Drei Ausstellungen an drei Standorten beleuchten demnächst die Renaissance. Das Kunsthistorische Museum Wien legt das Augenmerk auf Hans Holbein d. Ä., Hans Burgkmair d. Ä. sowie Albrecht Dürer: drei Malerei­pioniere der Frühen Neuzeit, die alle aus Augsburg kamen – der Kunststadt schlechthin damals, gewissermaßen das Berlin des frühen 16. Jahrhunderts. Das Schloss Ambras in Innsbruck, das eine der bedeutendsten Kunst- und Wunderkammern beherbergt, fokussiert auf das neue Menschenbild.

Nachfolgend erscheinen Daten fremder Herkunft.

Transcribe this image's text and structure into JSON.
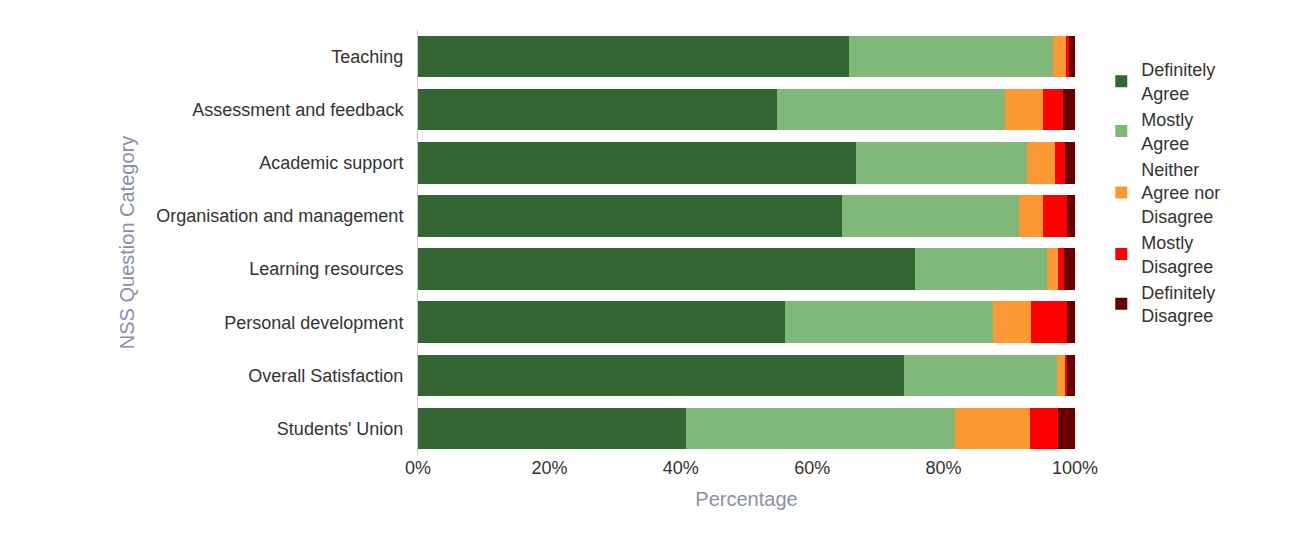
{
  "chart_data": {
    "type": "bar",
    "orientation": "horizontal",
    "stacked": true,
    "x_label": "Percentage",
    "y_label": "NSS Question Category",
    "categories": [
      "Teaching",
      "Assessment and feedback",
      "Academic support",
      "Organisation and management",
      "Learning resources",
      "Personal development",
      "Overall Satisfaction",
      "Students' Union"
    ],
    "series": [
      {
        "name": "Definitely Agree",
        "color": "#336633",
        "values": [
          65.6,
          54.6,
          66.7,
          64.5,
          75.6,
          55.9,
          74.0,
          40.8
        ]
      },
      {
        "name": "Mostly Agree",
        "color": "#80b87a",
        "values": [
          31.0,
          34.7,
          26.0,
          27.0,
          20.1,
          31.6,
          23.3,
          40.9
        ]
      },
      {
        "name": "Neither Agree nor Disagree",
        "color": "#fb9a34",
        "values": [
          2.0,
          5.8,
          4.3,
          3.6,
          1.7,
          5.8,
          1.2,
          11.4
        ]
      },
      {
        "name": "Mostly Disagree",
        "color": "#ff0000",
        "values": [
          0.5,
          3.1,
          1.5,
          3.7,
          0.9,
          5.5,
          0.3,
          4.3
        ]
      },
      {
        "name": "Definitely Disagree",
        "color": "#660000",
        "values": [
          0.9,
          1.8,
          1.5,
          1.2,
          1.7,
          1.2,
          1.2,
          2.6
        ]
      }
    ],
    "xlim": [
      0,
      100
    ],
    "xticks": [
      {
        "value": 0,
        "label": "0%"
      },
      {
        "value": 20,
        "label": "20%"
      },
      {
        "value": 40,
        "label": "40%"
      },
      {
        "value": 60,
        "label": "60%"
      },
      {
        "value": 80,
        "label": "80%"
      },
      {
        "value": 100,
        "label": "100%"
      }
    ],
    "grid": false,
    "legend": "right"
  }
}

Mit Themen wie Diversität und Inklusion schlägt die Schau einen Bogen in die Gegenwart, ebenso wie die auf der Schallaburg, selbst ein anschauliches Ausstellungsobjekt (das Foto dieser Seiten zeigt ihren Innenhof). Sie spürt damaligen Vorstellungen nach, die bis heute relevant sind – etwa das Ideal einer umfassenden Bildung, das Interesse an der Erforschung der Natur sowie der Einsatz von Massenmedien, die in der Renaissance mit der Erfindung des Buchdrucks aufkamen. So entstanden Diskurse und Öffentlichkeiten, die weitere Kreise zogen, als es bis dahin der Fall gewesen war. Mehr dazu lesen Sie auf den folgenden Seiten: in einem Interview mit dem höchst originellen Denker Tobias Roth und Beiträgen zu ausgewählten Exponaten.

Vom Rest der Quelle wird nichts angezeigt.